The United Hatzalah jet skis are equipped with the full complement of medical equipment that ambulances and the organization’s ambucycles carry on land. Thus, the EMTs riding them are fully capable of providing EMS services while still at sea, drastically cutting down medical response time. “The point of the boat and jet skis,” said Vaknin, “is to provide aid to swimmers who get dragged out into the center of the lake and get them the medical attention they need as soon as possible.”

United Hatzalah’s Tiberias and Kinneret chapter has a team of 47 volunteer EMTs, some of whom double as water rescue responders. The chapter has trained 8 of their EMTs to be a team of rescue divers who respond to underwater emergencies during the summer months.

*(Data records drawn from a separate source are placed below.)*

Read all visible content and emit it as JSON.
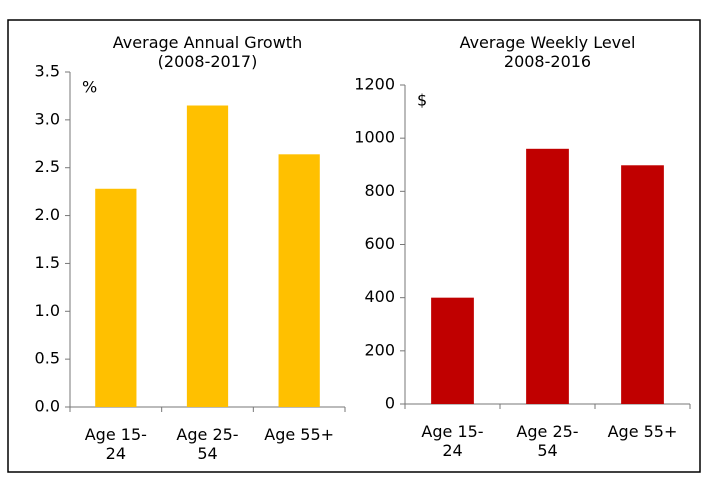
{
  "chart_data": [
    {
      "type": "bar",
      "title": "Average Annual Growth\n(2008-2017)",
      "unit": "%",
      "categories": [
        "Age 15-24",
        "Age 25-54",
        "Age 55+"
      ],
      "values": [
        2.28,
        3.15,
        2.64
      ],
      "color": "#ffc000",
      "ylim": [
        0,
        3.5
      ],
      "yticks": [
        {
          "value": 0,
          "label": "0.0"
        },
        0.5,
        {
          "value": 1,
          "label": "1.0"
        },
        1.5,
        {
          "value": 2,
          "label": "2.0"
        },
        2.5,
        {
          "value": 3,
          "label": "3.0"
        },
        3.5
      ]
    },
    {
      "type": "bar",
      "title": "Average Weekly Level\n2008-2016",
      "unit": "$",
      "categories": [
        "Age 15-24",
        "Age 25-54",
        "Age 55+"
      ],
      "values": [
        400,
        960,
        898
      ],
      "color": "#c00000",
      "ylim": [
        0,
        1200
      ],
      "yticks": [
        0,
        200,
        400,
        600,
        800,
        1000,
        1200
      ]
    }
  ]
}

“We are hoping to purchase a new boat that is better equipped for life-saving rescue missions and will almost double our presence on the lake,” said Vaknin. “However, we are still looking for a donor to help us expand our life-saving efforts, and we hope that we can find one this summer so that we can outfit the boat and have it ready for the next season.”

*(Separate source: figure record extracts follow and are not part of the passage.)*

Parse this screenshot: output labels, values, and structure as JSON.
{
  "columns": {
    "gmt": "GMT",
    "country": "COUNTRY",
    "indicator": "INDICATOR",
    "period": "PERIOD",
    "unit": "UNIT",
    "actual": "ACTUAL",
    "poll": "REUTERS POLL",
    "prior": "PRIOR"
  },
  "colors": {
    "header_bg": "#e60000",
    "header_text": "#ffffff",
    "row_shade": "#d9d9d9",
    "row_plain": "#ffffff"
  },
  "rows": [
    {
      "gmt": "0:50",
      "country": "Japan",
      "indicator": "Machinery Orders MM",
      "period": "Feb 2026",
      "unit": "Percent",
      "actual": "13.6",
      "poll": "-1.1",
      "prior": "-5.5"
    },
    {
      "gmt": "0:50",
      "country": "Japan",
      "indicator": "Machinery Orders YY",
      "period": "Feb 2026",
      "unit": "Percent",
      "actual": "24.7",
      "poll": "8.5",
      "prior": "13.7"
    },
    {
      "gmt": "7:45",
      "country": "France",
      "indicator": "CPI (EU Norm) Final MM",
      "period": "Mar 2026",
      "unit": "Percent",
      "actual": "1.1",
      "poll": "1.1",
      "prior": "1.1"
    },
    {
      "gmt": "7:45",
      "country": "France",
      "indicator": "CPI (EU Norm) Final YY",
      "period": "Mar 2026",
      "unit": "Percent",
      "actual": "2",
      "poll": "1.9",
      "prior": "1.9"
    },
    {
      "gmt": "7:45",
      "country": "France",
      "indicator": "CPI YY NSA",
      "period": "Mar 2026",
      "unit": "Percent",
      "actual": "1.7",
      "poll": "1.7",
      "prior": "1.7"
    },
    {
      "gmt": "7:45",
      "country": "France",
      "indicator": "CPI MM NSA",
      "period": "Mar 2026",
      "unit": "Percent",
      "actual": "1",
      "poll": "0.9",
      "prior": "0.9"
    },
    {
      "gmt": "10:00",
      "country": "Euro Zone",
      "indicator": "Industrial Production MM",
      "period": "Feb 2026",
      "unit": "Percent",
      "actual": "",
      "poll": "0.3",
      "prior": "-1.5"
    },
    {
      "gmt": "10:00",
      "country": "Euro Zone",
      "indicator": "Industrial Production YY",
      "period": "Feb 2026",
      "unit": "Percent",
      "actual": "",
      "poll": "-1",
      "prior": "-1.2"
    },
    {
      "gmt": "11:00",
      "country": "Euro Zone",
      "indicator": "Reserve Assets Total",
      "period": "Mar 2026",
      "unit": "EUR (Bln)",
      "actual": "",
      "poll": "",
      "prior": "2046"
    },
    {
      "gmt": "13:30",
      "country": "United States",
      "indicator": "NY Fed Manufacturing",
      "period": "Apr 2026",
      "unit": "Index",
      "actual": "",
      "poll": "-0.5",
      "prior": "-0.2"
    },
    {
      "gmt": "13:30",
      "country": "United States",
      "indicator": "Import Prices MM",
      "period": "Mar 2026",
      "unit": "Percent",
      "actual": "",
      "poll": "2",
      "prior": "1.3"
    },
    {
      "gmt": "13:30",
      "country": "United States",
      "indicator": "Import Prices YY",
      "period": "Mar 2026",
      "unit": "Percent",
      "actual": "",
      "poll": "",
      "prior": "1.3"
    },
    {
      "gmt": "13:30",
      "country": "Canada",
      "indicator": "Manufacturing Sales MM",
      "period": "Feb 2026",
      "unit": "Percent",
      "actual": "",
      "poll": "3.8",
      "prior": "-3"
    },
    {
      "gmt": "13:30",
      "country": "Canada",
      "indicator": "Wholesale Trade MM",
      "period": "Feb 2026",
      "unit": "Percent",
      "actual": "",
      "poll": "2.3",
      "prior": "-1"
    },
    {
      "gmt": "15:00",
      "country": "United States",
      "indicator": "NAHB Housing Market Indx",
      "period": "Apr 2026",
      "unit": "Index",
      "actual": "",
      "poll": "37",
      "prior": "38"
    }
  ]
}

The chapter suffered a setback last year when the water rescue storage unit was broken into and all of the medical supplies were stolen. United Hatzalah quickly replenished the equipment so that the water rescue operations could continue at a normal pace.

The United Hatzalah of Tiberias and Kinneret chapter enjoys good relations and cooperation with the residents of Tiberias and the surrounding area, as well as with the police marine patrol, with whom they work closely.